I need a construction that boils down to this: "at least 1 occurrence of (substring) a, followed by the SAME number of occurrences of (substring) b". So "ab", "aaabbb" and "aaaaabbbbb" are accepted, "aab" or "aaabbbb" are not.
I found that if the number of occurrences was fixed (say 5) I could use
re.compile("a{5}b{5}")
, but I don't know the number of occurrences.

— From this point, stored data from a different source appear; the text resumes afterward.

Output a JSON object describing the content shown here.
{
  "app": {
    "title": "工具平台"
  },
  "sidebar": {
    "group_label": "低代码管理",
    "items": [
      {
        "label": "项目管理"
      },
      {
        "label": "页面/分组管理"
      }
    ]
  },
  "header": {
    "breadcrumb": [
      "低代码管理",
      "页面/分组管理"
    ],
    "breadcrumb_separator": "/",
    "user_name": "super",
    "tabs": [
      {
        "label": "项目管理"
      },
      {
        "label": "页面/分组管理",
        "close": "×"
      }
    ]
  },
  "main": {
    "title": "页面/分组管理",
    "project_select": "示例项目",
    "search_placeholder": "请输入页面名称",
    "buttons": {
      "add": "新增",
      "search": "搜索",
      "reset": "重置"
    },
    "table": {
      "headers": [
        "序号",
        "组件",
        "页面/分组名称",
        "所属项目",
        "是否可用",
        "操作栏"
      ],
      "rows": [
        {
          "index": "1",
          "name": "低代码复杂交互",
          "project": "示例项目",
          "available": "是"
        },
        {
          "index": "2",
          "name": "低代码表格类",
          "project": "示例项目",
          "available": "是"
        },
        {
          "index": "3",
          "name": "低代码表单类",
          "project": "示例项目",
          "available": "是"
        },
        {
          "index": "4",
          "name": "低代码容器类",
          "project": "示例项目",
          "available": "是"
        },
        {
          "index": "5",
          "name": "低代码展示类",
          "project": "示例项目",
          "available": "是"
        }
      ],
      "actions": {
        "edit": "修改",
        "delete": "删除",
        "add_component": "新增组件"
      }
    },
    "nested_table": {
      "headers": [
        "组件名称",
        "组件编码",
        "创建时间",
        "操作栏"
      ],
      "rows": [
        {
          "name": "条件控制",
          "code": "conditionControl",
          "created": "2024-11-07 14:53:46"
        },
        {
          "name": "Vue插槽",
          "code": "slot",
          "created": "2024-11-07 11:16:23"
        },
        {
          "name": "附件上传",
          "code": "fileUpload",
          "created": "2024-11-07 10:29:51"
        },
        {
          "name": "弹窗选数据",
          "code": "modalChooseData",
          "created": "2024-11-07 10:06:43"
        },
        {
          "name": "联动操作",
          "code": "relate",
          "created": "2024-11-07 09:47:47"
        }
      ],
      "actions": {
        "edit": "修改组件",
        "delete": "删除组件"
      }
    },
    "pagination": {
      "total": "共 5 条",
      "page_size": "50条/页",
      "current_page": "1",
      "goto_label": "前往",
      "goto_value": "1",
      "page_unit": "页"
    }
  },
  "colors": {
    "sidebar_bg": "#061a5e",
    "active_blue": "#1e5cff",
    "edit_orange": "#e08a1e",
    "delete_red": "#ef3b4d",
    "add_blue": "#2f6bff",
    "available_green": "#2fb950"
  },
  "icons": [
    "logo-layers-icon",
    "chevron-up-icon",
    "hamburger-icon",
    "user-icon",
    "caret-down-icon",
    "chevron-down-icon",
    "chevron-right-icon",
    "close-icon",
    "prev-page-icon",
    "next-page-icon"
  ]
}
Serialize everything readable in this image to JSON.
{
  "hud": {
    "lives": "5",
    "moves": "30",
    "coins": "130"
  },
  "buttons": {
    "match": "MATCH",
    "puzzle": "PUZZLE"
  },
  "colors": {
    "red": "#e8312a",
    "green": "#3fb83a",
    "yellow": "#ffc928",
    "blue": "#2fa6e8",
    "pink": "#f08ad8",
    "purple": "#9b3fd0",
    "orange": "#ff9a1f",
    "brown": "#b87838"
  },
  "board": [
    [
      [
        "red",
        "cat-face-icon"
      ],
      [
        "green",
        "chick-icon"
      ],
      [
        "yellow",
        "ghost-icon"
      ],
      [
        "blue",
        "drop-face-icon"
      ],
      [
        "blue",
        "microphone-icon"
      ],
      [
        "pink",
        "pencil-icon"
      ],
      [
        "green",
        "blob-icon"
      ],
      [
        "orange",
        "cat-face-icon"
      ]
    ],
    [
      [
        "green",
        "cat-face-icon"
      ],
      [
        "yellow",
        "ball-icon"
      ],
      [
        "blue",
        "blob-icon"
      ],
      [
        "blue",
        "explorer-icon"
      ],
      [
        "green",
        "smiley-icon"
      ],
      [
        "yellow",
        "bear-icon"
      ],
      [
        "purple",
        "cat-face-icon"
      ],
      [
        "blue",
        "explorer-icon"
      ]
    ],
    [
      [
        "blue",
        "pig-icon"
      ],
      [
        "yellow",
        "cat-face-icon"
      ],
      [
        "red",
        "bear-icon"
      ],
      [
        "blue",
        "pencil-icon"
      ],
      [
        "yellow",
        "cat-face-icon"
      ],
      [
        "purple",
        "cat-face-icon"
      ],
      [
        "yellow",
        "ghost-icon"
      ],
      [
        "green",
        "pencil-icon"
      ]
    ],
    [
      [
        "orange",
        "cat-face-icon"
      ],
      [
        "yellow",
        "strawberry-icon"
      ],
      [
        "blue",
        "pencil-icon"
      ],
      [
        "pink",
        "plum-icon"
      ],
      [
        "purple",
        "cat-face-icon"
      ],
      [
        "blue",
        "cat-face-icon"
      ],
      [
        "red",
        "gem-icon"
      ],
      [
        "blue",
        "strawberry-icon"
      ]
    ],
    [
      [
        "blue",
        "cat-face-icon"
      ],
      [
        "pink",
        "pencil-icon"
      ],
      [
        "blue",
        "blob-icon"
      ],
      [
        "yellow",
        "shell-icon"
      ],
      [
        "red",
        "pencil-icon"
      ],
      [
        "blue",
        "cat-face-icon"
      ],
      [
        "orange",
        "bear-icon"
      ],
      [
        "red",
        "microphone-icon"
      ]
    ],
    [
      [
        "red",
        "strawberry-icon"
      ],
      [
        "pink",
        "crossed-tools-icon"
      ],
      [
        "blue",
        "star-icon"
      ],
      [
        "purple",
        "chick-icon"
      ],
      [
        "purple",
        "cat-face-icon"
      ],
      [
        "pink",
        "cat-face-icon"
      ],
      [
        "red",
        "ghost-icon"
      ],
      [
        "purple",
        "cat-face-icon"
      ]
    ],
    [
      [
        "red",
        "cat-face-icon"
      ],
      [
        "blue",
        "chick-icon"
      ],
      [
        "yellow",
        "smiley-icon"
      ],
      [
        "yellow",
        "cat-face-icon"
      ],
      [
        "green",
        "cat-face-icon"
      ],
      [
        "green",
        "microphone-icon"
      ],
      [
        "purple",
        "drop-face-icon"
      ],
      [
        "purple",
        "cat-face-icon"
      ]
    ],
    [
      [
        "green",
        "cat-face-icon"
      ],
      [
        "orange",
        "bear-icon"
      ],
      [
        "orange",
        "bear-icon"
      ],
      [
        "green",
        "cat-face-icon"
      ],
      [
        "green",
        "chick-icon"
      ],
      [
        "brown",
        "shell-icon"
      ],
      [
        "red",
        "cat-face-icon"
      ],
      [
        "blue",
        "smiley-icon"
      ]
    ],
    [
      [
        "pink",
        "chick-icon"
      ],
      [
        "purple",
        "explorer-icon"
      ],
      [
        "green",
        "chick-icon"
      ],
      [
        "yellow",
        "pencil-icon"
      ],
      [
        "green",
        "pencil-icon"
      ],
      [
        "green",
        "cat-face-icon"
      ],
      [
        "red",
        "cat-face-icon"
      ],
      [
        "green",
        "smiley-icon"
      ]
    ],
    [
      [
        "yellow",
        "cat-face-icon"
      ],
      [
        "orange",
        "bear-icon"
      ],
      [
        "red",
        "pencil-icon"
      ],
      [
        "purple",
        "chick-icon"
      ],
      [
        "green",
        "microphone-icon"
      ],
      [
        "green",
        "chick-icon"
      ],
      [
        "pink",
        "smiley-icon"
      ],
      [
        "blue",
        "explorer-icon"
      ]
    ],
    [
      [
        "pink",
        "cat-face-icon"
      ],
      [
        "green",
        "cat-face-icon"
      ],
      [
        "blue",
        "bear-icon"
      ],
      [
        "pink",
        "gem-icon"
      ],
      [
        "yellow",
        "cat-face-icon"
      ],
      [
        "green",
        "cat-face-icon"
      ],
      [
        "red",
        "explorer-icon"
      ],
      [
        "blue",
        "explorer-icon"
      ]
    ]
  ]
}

I just need them to be equal.
I tried re.compile("a{x}b{x}") but that was wishful thinking I guess.
The built-in re does not support possessive quantifiers/atomic groups and does not support recursion, nor balanced groups, all those features that could help you build this pattern.
Thus, the easiest solution is to install the PyPi regex library with pip install regex and then use the How can we match a^n b^n? solution.
Otherwise, throw in some Python code and a simple (a+)(b+) regex:
import re
texts = [ "ab", "aaabbb", "aaaaabbbbb", "aab", "aaabbbb" ]
for text in texts:
match = re.fullmatch(r'(a+)(b+)', text)
if len(match.group(1)) == len(match.group(2)):
print( text, '- MATCH' )
else:
print( text, '- NO MATCH' )
See this demo yielding
ab - MATCH
aaabbb - MATCH
aaaaabbbbb - MATCH
aab - NO MATCH
aaabbbb - NO MATCH
NOTE:
re.fullmatch(r'(a+)(b+)', text) matches an entire string that only contains one or more as and then one or more bsif len(match.group(1)) == len(match.group(2)): is checking the lengh of as and bs, and only passes the strings where their counts are equal.